Regarding the molding process, the desired mixture of ABS and barium sulfate (and, if included, a colorant and/or a flow agent) is molded using an injection molding process. Once the component is molded, the molded component can be painted. This molded component can be painted without a primer due to the ABS being used. In addition, this molded component allows solvent bonding using common industrial solvents such as MEK (also known as butanone) and methylene chloride. Also, this molded component has significantly improved color migration absorption properties as compared to conventional materials.

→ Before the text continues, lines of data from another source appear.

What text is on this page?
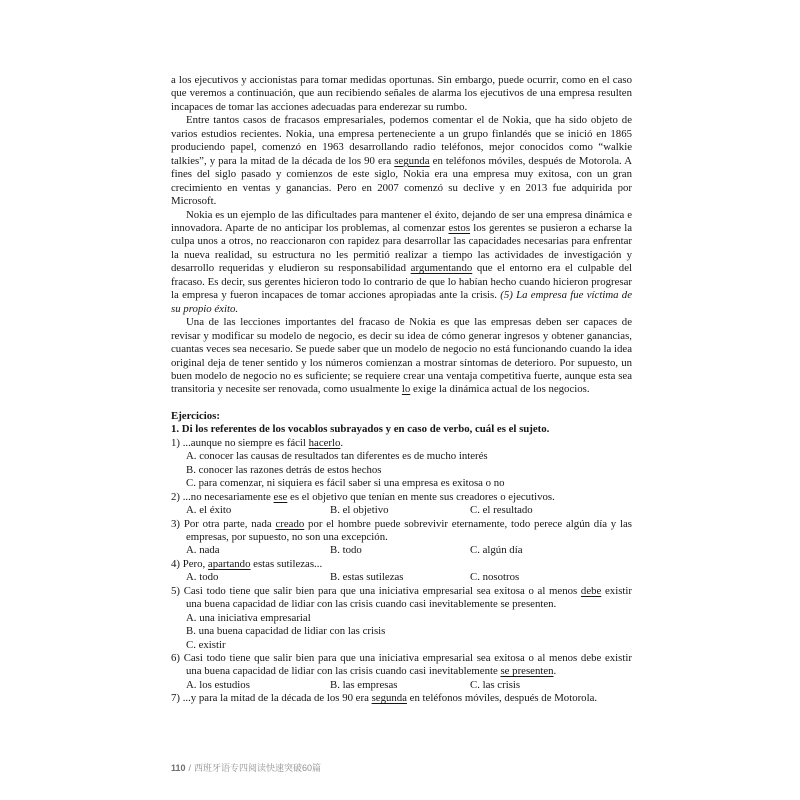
a los ejecutivos y accionistas para tomar medidas oportunas. Sin embargo, puede ocurrir, como en el caso que veremos a continuación, que aun recibiendo señales de alarma los ejecutivos de una empresa resulten incapaces de tomar las acciones adecuadas para enderezar su rumbo.

Entre tantos casos de fracasos empresariales, podemos comentar el de Nokia, que ha sido objeto de varios estudios recientes. Nokia, una empresa perteneciente a un grupo finlandés que se inició en 1865 produciendo papel, comenzó en 1963 desarrollando radio teléfonos, mejor conocidos como “walkie talkies”, y para la mitad de la década de los 90 era segunda en teléfonos móviles, después de Motorola. A fines del siglo pasado y comienzos de este siglo, Nokia era una empresa muy exitosa, con un gran crecimiento en ventas y ganancias. Pero en 2007 comenzó su declive y en 2013 fue adquirida por Microsoft.

Nokia es un ejemplo de las dificultades para mantener el éxito, dejando de ser una empresa dinámica e innovadora. Aparte de no anticipar los problemas, al comenzar estos los gerentes se pusieron a echarse la culpa unos a otros, no reaccionaron con rapidez para desarrollar las capacidades necesarias para enfrentar la nueva realidad, su estructura no les permitió realizar a tiempo las actividades de investigación y desarrollo requeridas y eludieron su responsabilidad argumentando que el entorno era el culpable del fracaso. Es decir, sus gerentes hicieron todo lo contrario de que lo habían hecho cuando hicieron progresar la empresa y fueron incapaces de tomar acciones apropiadas ante la crisis. (5) La empresa fue víctima de su propio éxito.

Una de las lecciones importantes del fracaso de Nokia es que las empresas deben ser capaces de revisar y modificar su modelo de negocio, es decir su idea de cómo generar ingresos y obtener ganancias, cuantas veces sea necesario. Se puede saber que un modelo de negocio no está funcionando cuando la idea original deja de tener sentido y los números comienzan a mostrar síntomas de deterioro. Por supuesto, un buen modelo de negocio no es suficiente; se requiere crear una ventaja competitiva fuerte, aunque esta sea transitoria y necesite ser renovada, como usualmente lo exige la dinámica actual de los negocios.

Ejercicios:
1. Di los referentes de los vocablos subrayados y en caso de verbo, cuál es el sujeto.

1) ...aunque no siempre es fácil hacerlo.

A. conocer las causas de resultados tan diferentes es de mucho interés
B. conocer las razones detrás de estos hechos
C. para comenzar, ni siquiera es fácil saber si una empresa es exitosa o no

2) ...no necesariamente ese es el objetivo que tenían en mente sus creadores o ejecutivos.

A. el éxito	B. el objetivo	C. el resultado

3) Por otra parte, nada creado por el hombre puede sobrevivir eternamente, todo perece algún día y las empresas, por supuesto, no son una excepción.

A. nada	B. todo	C. algún día

4) Pero, apartando estas sutilezas...

A. todo	B. estas sutilezas	C. nosotros

5) Casi todo tiene que salir bien para que una iniciativa empresarial sea exitosa o al menos debe existir una buena capacidad de lidiar con las crisis cuando casi inevitablemente se presenten.

A. una iniciativa empresarial
B. una buena capacidad de lidiar con las crisis
C. existir

6) Casi todo tiene que salir bien para que una iniciativa empresarial sea exitosa o al menos debe existir una buena capacidad de lidiar con las crisis cuando casi inevitablemente se presenten.

A. los estudios	B. las empresas	C. las crisis

7) ...y para la mitad de la década de los 90 era segunda en teléfonos móviles, después de Motorola.

110 / 西班牙语专四阅读快速突破60篇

Conventional materials, such as polybutylene terephthalate (PBT), absorb colorants used in polyester based fabrics. This absorption results in the staining of the conventional molded components. However, molded components including ABS do not have any color transfer from dyes used in polyester fabrics or other materials.

In an alternative embodiment, the toy figure can be a single piece of material and formed using a single molded piece of material.

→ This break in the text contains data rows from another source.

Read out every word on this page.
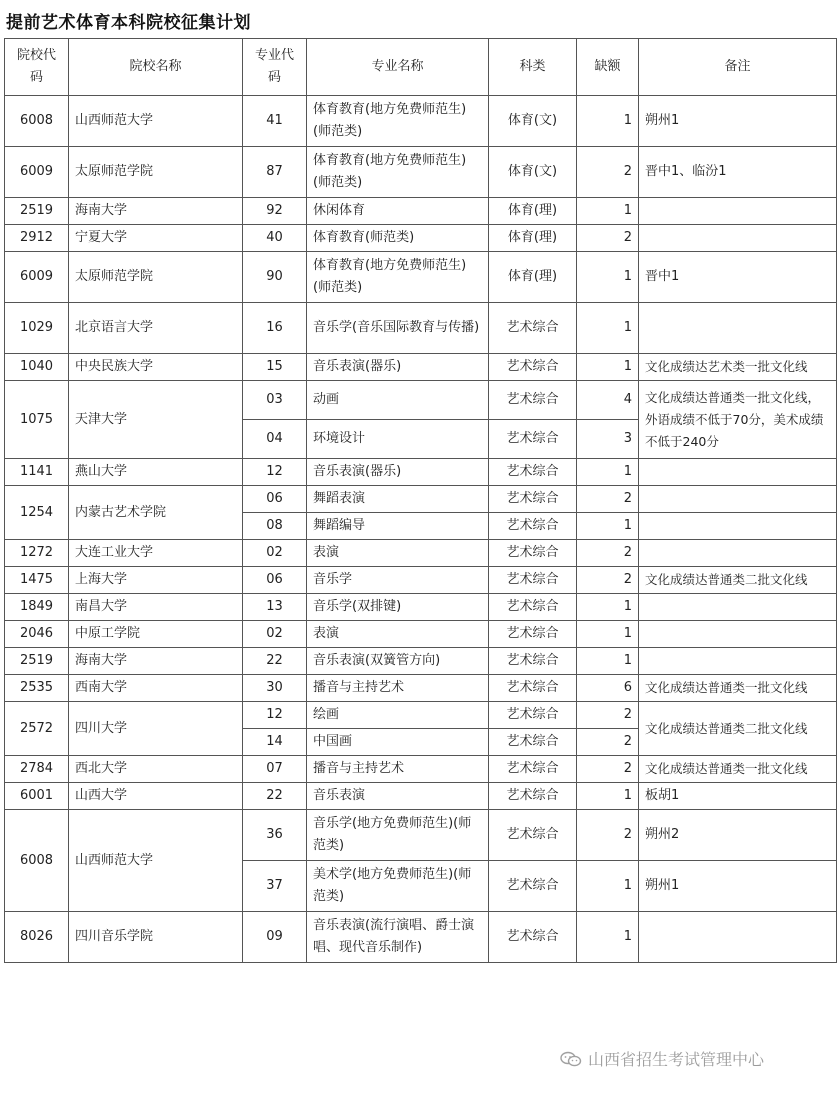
提前艺术体育本科院校征集计划
院校代码	院校名称	专业代码	专业名称	科类	缺额	备注
6008	山西师范大学	41	体育教育(地方免费师范生)(师范类)	体育(文)	1	朔州1
6009	太原师范学院	87	体育教育(地方免费师范生)(师范类)	体育(文)	2	晋中1、临汾1
2519	海南大学	92	休闲体育	体育(理)	1	
2912	宁夏大学	40	体育教育(师范类)	体育(理)	2	
6009	太原师范学院	90	体育教育(地方免费师范生)(师范类)	体育(理)	1	晋中1
1029	北京语言大学	16	音乐学(音乐国际教育与传播)	艺术综合	1	
1040	中央民族大学	15	音乐表演(器乐)	艺术综合	1	文化成绩达艺术类一批文化线
1075	天津大学	03	动画	艺术综合	4	文化成绩达普通类一批文化线，外语成绩不低于70分，美术成绩不低于240分
		04	环境设计	艺术综合	3	
1141	燕山大学	12	音乐表演(器乐)	艺术综合	1	
1254	内蒙古艺术学院	06	舞蹈表演	艺术综合	2	
		08	舞蹈编导	艺术综合	1	
1272	大连工业大学	02	表演	艺术综合	2	
1475	上海大学	06	音乐学	艺术综合	2	文化成绩达普通类二批文化线
1849	南昌大学	13	音乐学(双排键)	艺术综合	1	
2046	中原工学院	02	表演	艺术综合	1	
2519	海南大学	22	音乐表演(双簧管方向)	艺术综合	1	
2535	西南大学	30	播音与主持艺术	艺术综合	6	文化成绩达普通类一批文化线
2572	四川大学	12	绘画	艺术综合	2	文化成绩达普通类二批文化线
		14	中国画	艺术综合	2	
2784	西北大学	07	播音与主持艺术	艺术综合	2	文化成绩达普通类一批文化线
6001	山西大学	22	音乐表演	艺术综合	1	板胡1
6008	山西师范大学	36	音乐学(地方免费师范生)(师范类)	艺术综合	2	朔州2
		37	美术学(地方免费师范生)(师范类)	艺术综合	1	朔州1
8026	四川音乐学院	09	音乐表演(流行演唱、爵士演唱、现代音乐制作)	艺术综合	1	
山西省招生考试管理中心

Therefore, although the disclosed inventions are illustrated and described herein as embodied in one or more specific examples, it is nevertheless not intended to be limited to the details shown, since various modifications and structural changes may be made therein without departing from the scope of the inventions and within the scope and range of equivalents of the claims. Further, various features from one of the embodiments may be incorporated into another of the embodiments. Accordingly, it is appropriate that the appended claims be construed broadly and in a manner consistent with the scope of the disclosure as set forth in the following claims.

Claims

1. A toy figure, comprising:

a body including at least one molded component, the at least one molded component being formed from a composition comprising barium sulfate and ABS.

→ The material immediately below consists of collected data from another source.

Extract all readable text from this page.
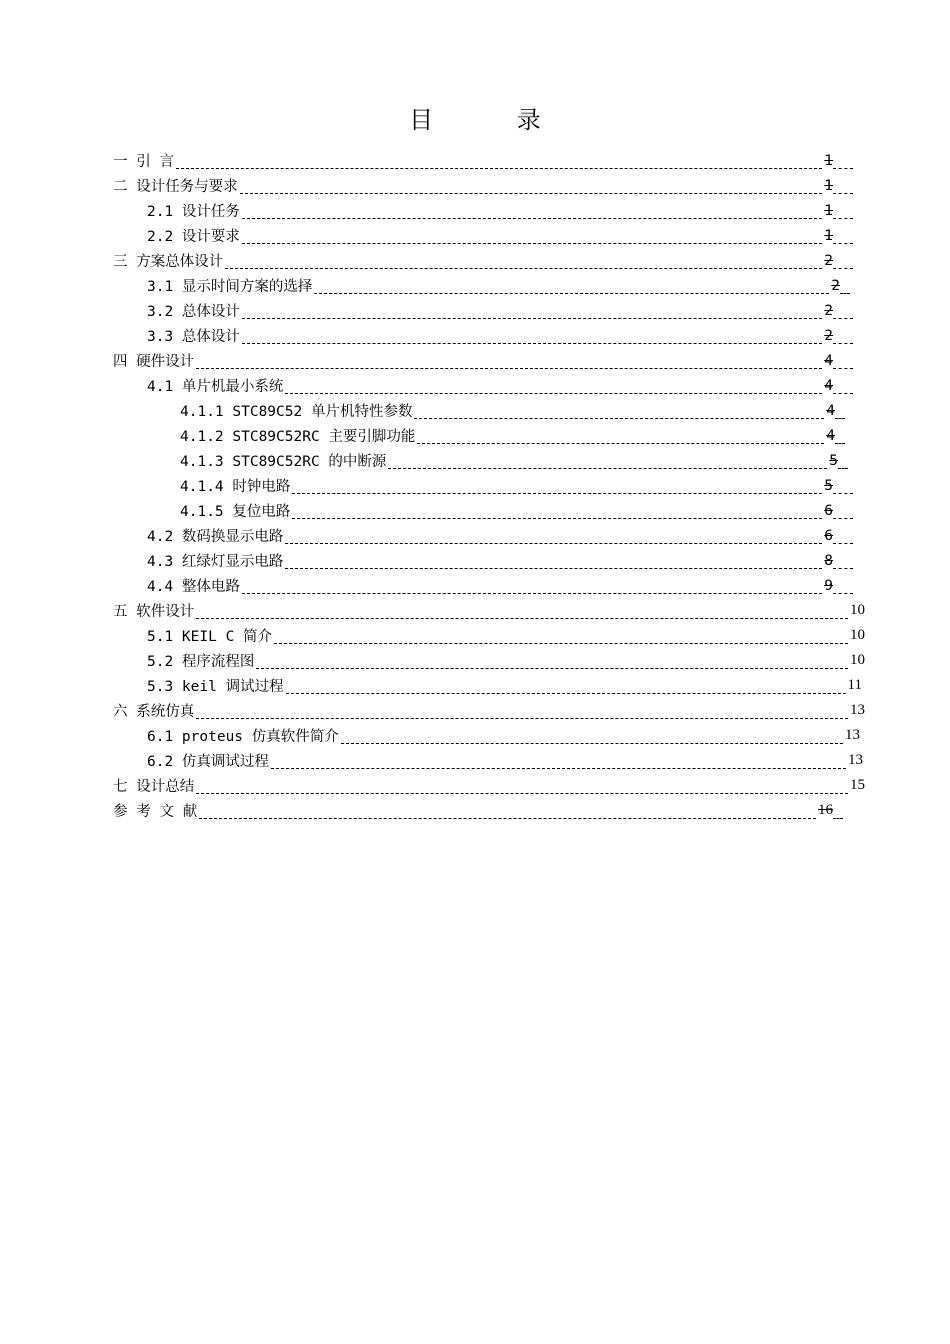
目 录
一 引 言	1
二 设计任务与要求	1
2.1 设计任务	1
2.2 设计要求	1
三 方案总体设计	2
3.1 显示时间方案的选择	2
3.2 总体设计	2
3.3 总体设计	2
四 硬件设计	4
4.1 单片机最小系统	4
4.1.1 STC89C52 单片机特性参数	4
4.1.2 STC89C52RC 主要引脚功能	4
4.1.3 STC89C52RC 的中断源	5
4.1.4 时钟电路	5
4.1.5 复位电路	6
4.2 数码换显示电路	6
4.3 红绿灯显示电路	8
4.4 整体电路	9
五 软件设计	10
5.1 KEIL C 简介	10
5.2 程序流程图	10
5.3 keil 调试过程	11
六 系统仿真	13
6.1 proteus 仿真软件简介	13
6.2 仿真调试过程	13
七 设计总结	15
参 考 文 献	16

2. The toy figure of claim 1, wherein the composition includes about 20-80 weight percent barium sulfate and about 20-80 weight percent ABS.

3. The toy figure of claim 2, wherein the composition includes about 30-70 weight percent barium sulfate and about 30-70 weight percent ABS.

4. The toy figure of claim 3, wherein the composition includes about 40-60 weight percent barium sulfate and about 40-60 weight percent ABS.

5. The toy figure of claim 3, wherein the composition includes about 35-55 weight percent barium sulfate and about 45-65 weight percent ABS.

6. The toy figure of claim 1, wherein the toy figure includes a torso, a pair of legs, and a pair of arms, the at least one molded component being one of the legs.

7. The toy figure of claim 6, wherein each of the legs and the arms is molded from a composition of barium sulfate and ABS.

8. The toy figure of claim 1, wherein the composition includes a colorant.

9. The toy figure of claim 1, wherein the composition includes a flow agent.

10. A toy figure included a molded portion, the molded portion consisting essentially of:

barium sulfate; and

ABS.

11. The toy figure of claim 10, wherein the molded portion includes about 20-80 weight percent barium sulfate and about 20-80 weight percent ABS.

12. The toy figure of claim 11, wherein the molded portion includes about 30-70 weight percent barium sulfate and about 30-70 weight percent ABS.

13. The toy figure of claim 12, wherein the molded portion includes about 40-60 weight percent barium sulfate and about 40-60 weight percent ABS.

14. The toy figure of claim 12, wherein the molded portion includes about 35-55 weight percent barium sulfate and about 45-65 weight percent ABS.

15. The toy figure of claim 10, wherein the toy figure includes a torso, a pair of legs, and a pair of arms, the molded portion including one of the legs.

16. The toy figure of claim 15, wherein each of the legs and the arms is molded from a composition of barium sulfate and ABS.

17. The toy figure of claim 10, wherein the composition includes a colorant.

18. The toy figure of claim 10, wherein the composition includes a flow agent.

19. A method of manufacturing a figure, the method comprising the steps of:

mixing a composition comprising about 35-60 weight percent barium sulfate and about 40-65 weight percent ABS; and

molding the composition to form the portion of the figure.

20. The method of claim 19, wherein the portion of the figure is a leg of the figure and the leg has a non-uniform thickness.